152. La sélection actuelle de pays devant donner lieu à la préparation
d’un rapport au cours de l’année suivante, qui est actuellement
basée sur l’ordre alphabétique, devrait être remplacée par une sélection
fondée sur des raisons de fond. La commission pourrait faire son
choix une fois par an, à la suite d’un débat interne, basé sur les
propositions du président. L’objectif ultime reste d’avoir au fil
du temps des rapports sur tous les États membres.
153. L’ordre et la fréquence de préparation des rapports sur des
pays spécifiques devraient varier selon les développements concernant
ces pays. Cela permettrait à la commission et à l’Assemblée de répondre
aux développements en cours et à l’actualité. Chaque année, la commission
pourrait identifier quatre pays au sujet desquels des rapports seraient
présentés dans les deux années suivantes.
154. En conséquence, un rapport «périodique» serait présenté pendant
la session (en plus des rapports sur les pays faisant l’objet d’un
suivi stricto sensu ou engagés
dans un dialogue postsuivi), accompagné d’une résolution. Il n’y
aurait pas de limite de temps pour la préparation du rapport suivant
sur le même pays sélectionné par la commission.
5.3. Autres questions
155. Les visites des corapporteurs
devraient en principe être effectuées lorsque les développements
justifient leur présence dans le pays concerné. Cela permettra d’éviter
l’organisation de visites improductives, ce que je considérerais
comme une mesure positive. En plus, nous n’accaparerons pas le temps
et les efforts des corapporteurs pour des visites dépourvues de
finalité et servant d’alibi aux autorités qui ne manifestent aucune volonté
politique de démocratisation; nous pourrons donc consacrer une plus
grande partie de notre temps limité aux autres États membres.
156. Dans le même temps, les membres, avant d’accepter d’être rapporteur,
devraient être conscients de la forte charge de travail et de la
disponibilité exigées par cette fonction.

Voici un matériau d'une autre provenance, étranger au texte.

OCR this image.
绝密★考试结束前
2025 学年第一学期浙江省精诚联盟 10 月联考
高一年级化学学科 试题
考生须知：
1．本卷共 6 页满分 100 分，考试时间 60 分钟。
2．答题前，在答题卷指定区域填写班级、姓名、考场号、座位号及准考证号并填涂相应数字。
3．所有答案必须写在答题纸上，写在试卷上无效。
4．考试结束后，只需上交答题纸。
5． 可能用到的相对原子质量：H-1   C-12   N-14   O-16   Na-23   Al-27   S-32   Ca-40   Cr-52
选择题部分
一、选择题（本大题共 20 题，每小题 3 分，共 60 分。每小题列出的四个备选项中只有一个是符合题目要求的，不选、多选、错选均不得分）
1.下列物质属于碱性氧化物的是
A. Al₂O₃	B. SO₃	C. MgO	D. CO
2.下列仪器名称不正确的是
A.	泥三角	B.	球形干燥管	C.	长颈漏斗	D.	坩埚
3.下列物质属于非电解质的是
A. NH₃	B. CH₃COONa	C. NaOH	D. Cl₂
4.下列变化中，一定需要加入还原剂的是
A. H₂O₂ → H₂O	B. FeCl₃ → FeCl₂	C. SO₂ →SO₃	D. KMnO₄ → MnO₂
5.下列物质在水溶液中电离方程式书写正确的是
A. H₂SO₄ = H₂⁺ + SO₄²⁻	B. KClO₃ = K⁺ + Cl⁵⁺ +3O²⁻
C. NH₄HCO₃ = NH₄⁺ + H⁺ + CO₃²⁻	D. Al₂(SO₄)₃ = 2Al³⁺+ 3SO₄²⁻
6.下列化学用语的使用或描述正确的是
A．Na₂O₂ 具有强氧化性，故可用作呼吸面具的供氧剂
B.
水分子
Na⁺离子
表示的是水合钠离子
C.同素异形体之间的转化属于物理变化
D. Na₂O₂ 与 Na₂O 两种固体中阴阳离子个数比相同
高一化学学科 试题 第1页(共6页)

157. Il n’est pas question d’abandonner l’approche pays par pays.
L'approche thématique, qui a des caractéristiques de suivi transnational,
a toujours existé au sein de l'Assemblée parlementaire et est systématiquement
appliquée par les commissions compétentes.
158. L’objectif ultime est de suivre tous les pays sur une base
périodique et selon des modalités homogènes.
159. L’évaluation de la procédure de suivi parlementaire est globalement
positive, cela ne fait aucun doute. Cette procédure a été et reste
un mécanisme essentiel à la consolidation des processus démocratiques
dans les États membres du Conseil de l'Europe. La procédure de suivi
est l’une des activités fondamentales de l’Assemblée parlementaire
et il convient de la maintenir et de la renforcer en tenant compte
des nouveaux défis et développements.